Siemens launched its Acuris hearing aid in 2004 as the world’s first hearing instrument in which the right and left hearing aids were synchronised with each other wirelessly on an ongoing basis. They analysed the hearing situation and exchanged data constantly in order to reach the perfect setting in harmony with each other. This allowed the brain to be supplied with the necessary information evenly from both ears. People with hearing loss on both sides found their ability to place the source of a sound was perfectly restored, while also benefiting from enhanced sound quality and better directional hearing. This was made possible by e2e (ear-to-ear) wireless radio technology – the smallest wireless system in the world, developed by Siemens.
The wireless connection also helped with operating the device.
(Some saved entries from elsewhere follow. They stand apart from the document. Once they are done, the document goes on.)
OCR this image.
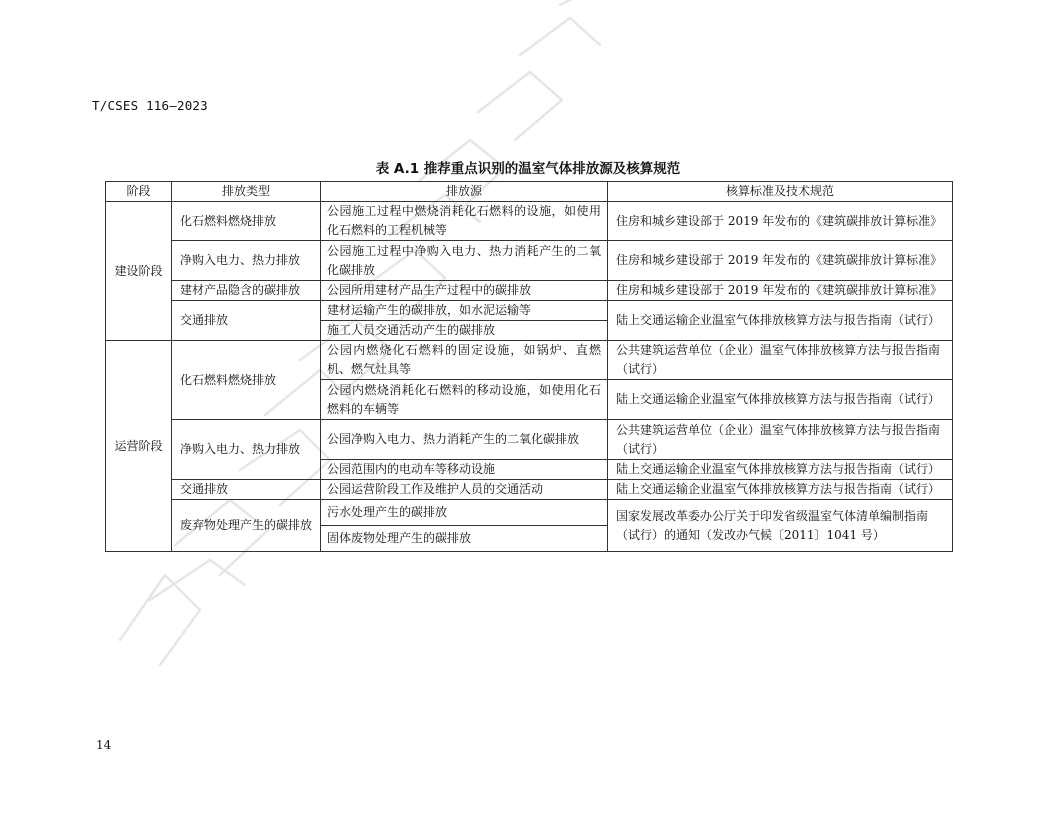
T/CSES 116—2023
表 A.1 推荐重点识别的温室气体排放源及核算规范
阶段	排放类型	排放源	核算标准及技术规范
建设阶段	化石燃料燃烧排放	公园施工过程中燃烧消耗化石燃料的设施，如使用化石燃料的工程机械等	住房和城乡建设部于 2019 年发布的《建筑碳排放计算标准》
	净购入电力、热力排放	公园施工过程中净购入电力、热力消耗产生的二氧化碳排放	住房和城乡建设部于 2019 年发布的《建筑碳排放计算标准》
	建材产品隐含的碳排放	公园所用建材产品生产过程中的碳排放	住房和城乡建设部于 2019 年发布的《建筑碳排放计算标准》
	交通排放	建材运输产生的碳排放，如水泥运输等	陆上交通运输企业温室气体排放核算方法与报告指南（试行）
		施工人员交通活动产生的碳排放	
运营阶段	化石燃料燃烧排放	公园内燃烧化石燃料的固定设施，如锅炉、直燃机、燃气灶具等	公共建筑运营单位（企业）温室气体排放核算方法与报告指南（试行）
		公园内燃烧消耗化石燃料的移动设施，如使用化石燃料的车辆等	陆上交通运输企业温室气体排放核算方法与报告指南（试行）
	净购入电力、热力排放	公园净购入电力、热力消耗产生的二氧化碳排放	公共建筑运营单位（企业）温室气体排放核算方法与报告指南（试行）
		公园范围内的电动车等移动设施	陆上交通运输企业温室气体排放核算方法与报告指南（试行）
	交通排放	公园运营阶段工作及维护人员的交通活动	陆上交通运输企业温室气体排放核算方法与报告指南（试行）
	废弃物处理产生的碳排放	污水处理产生的碳排放	国家发展改革委办公厅关于印发省级温室气体清单编制指南（试行）的通知（发改办气候〔2011〕1041 号）
		固体废物处理产生的碳排放	
14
In older hearing instruments, the volume and programs still had to be set separately for each side, but since the launch of Acuris hearing aids, a single hand motion is enough for both devices. For the in-the-ear (ITE) Acuris model, this meant that the volume control and program button could be installed separately, one on each side. This saved space, a development that pleased the engineers greatly, as the wireless technology posed a new challenge: Besides the conventional components, an antenna and all the radio components also had to fit inside the housing. For this “binaural” hearing instrument technology, German president Joachim Gauck presented the team of researchers from the University of Oldenburg and engineers from Siemens Audiology Solutions with the prestigious Deutscher Zukunftspreis – Germany’s highest award for technology and innovation – in 2012.